著者
錦見 盛光 松井 仁淑
出版者
和歌山県立医科大学
雑誌
重点領域研究
巻号頁・発行日
1995

ヒトを含む霊長類はビタミンCの合成ができないが、その原因は合成経路で働くグロノラクトン酸化酵素(GLO)の欠損による。われわれは、機能を有するラットのGLO遺伝子と機能を失ったヒトのGLO遺伝子の塩基配列をすでに報告した。本研究では、ヒトの遺伝子において特定された4つのエキソン(VII,IX,X,XII)の配列についてラットの配列と比較し分子進化学的検討を加えた。ヒトのGLO遺伝子における非同義置換は、遺伝子が機能をなくした後は選択圧を受けないため、同義置換と同じ頻度で生じてきたと推定される。この推定が正しいと仮定して、ヒトとラットの間の非同義サイトにおける置換数の値(0.16)と霊長類の同義サイトの進化速度(2.3×10^<-9>/サイト/年)とから、ヒトがGLOを失った時期は約7,000万年前以後と推測した。また、チンパンジーとマカクのゲノムDNAを鋳型にしてPCRを行い、エキソンXを増幅して得られたDNAの塩基配列を決定した。その結果、ヒトの配列と比べたホモロジーはそれぞれ97.6%と89.7%であった。
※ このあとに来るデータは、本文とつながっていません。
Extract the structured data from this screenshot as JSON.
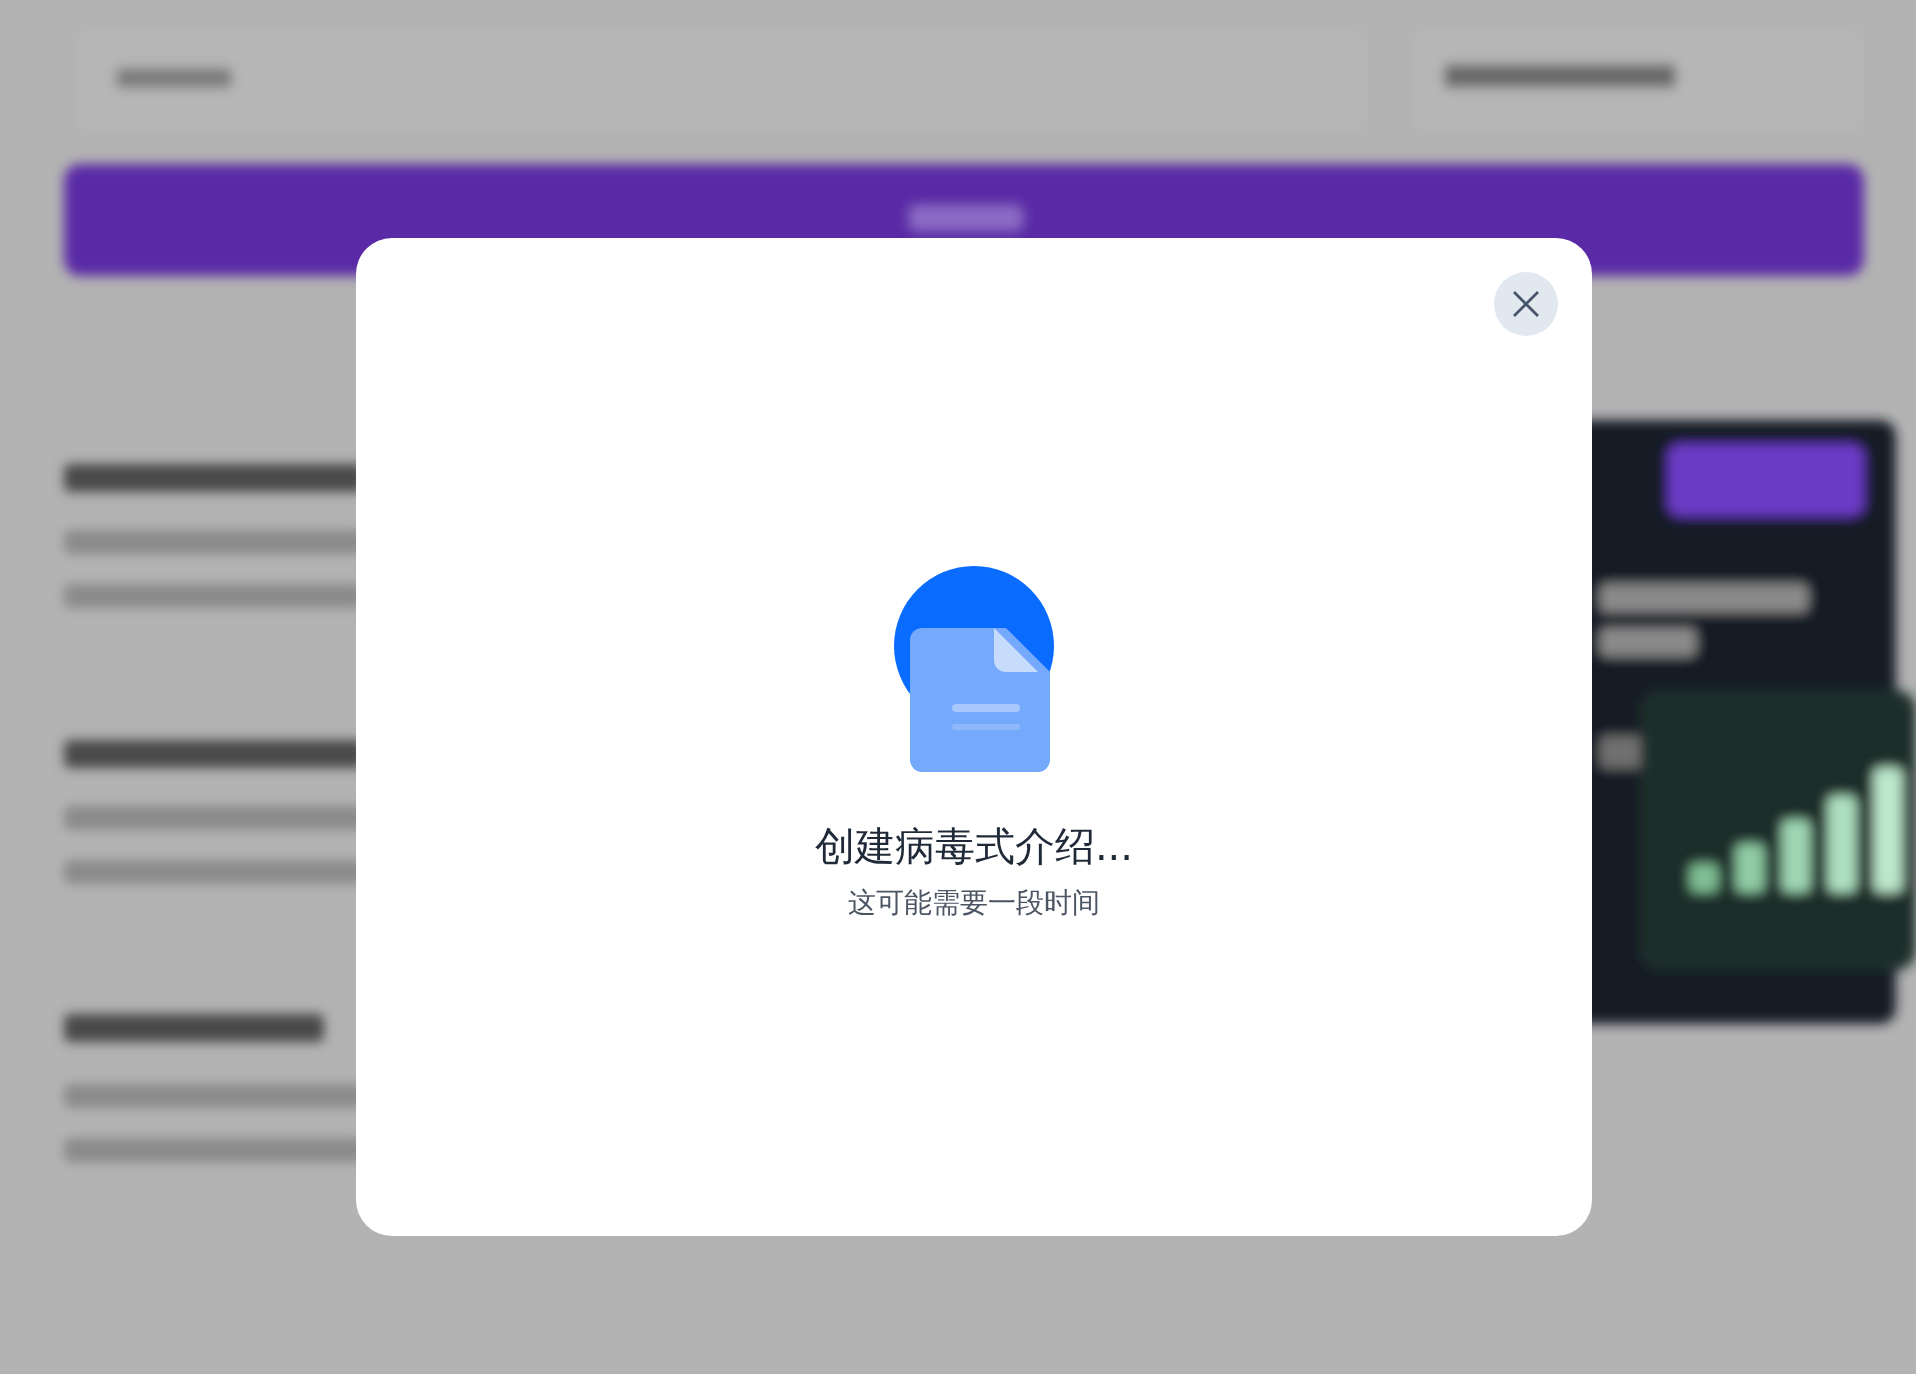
{
  "dialog": {
    "title": "创建病毒式介绍...",
    "subtitle": "这可能需要一段时间"
  }
}
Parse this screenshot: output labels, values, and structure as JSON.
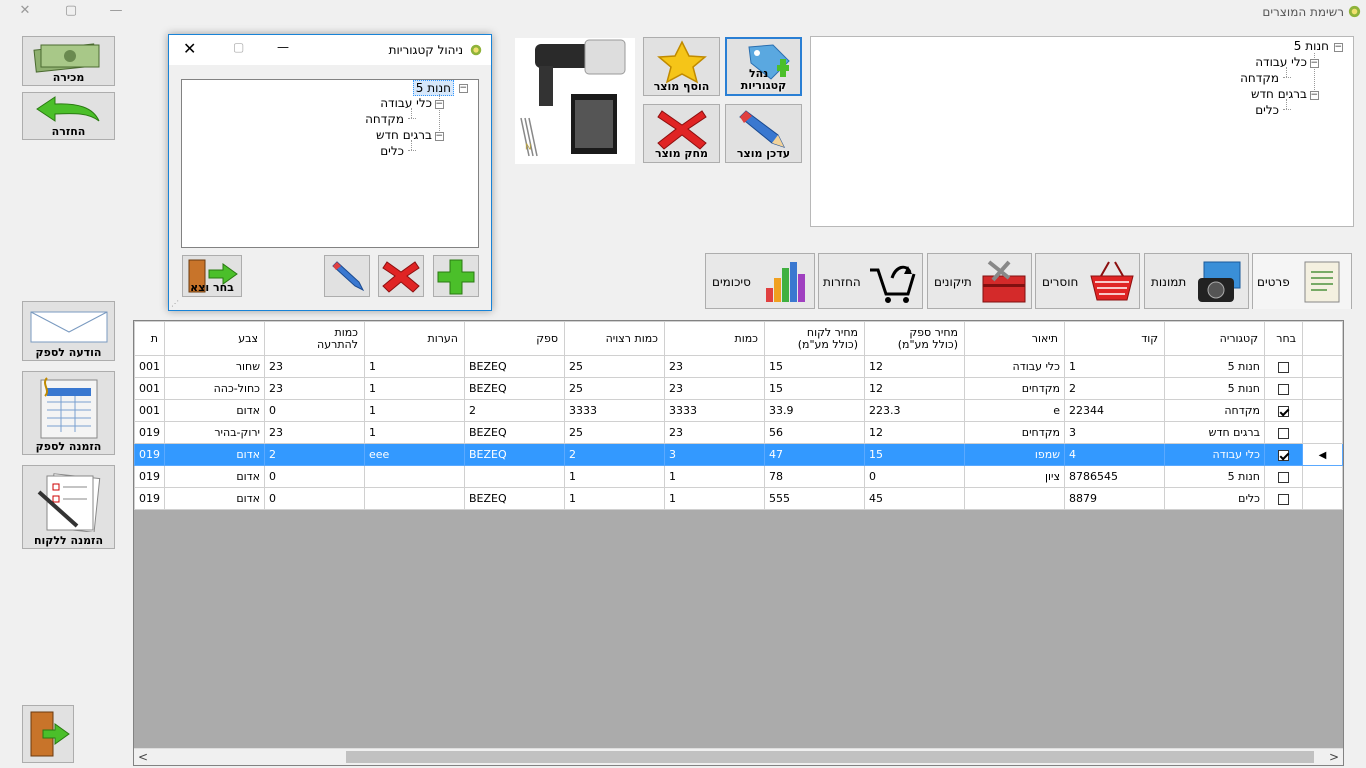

これらの値は霊長類の祖先がGLOを失って以降、GLO遺伝子で塩基置換がランダムに起きていることを示しており、この遺伝子が進化の中立説を説明する恰好の例であることが分かった。さらに、ヒトの配列においてエキソンXIは欠失していることが分かっているので、この欠失が類人猿においても認められるか否かを調べた。ヒト、チンパンジー、およびゴリラのゲノムDNAを鋳型として、エキソンXからエキソンXIIにわたる領域をPCRによって増幅した結果、いずれも同一サイズ(23.5kbp)のDNAが得られたことから、エキソンXIの欠失はこれらの類人猿の分岐以前に起きたものと想定された。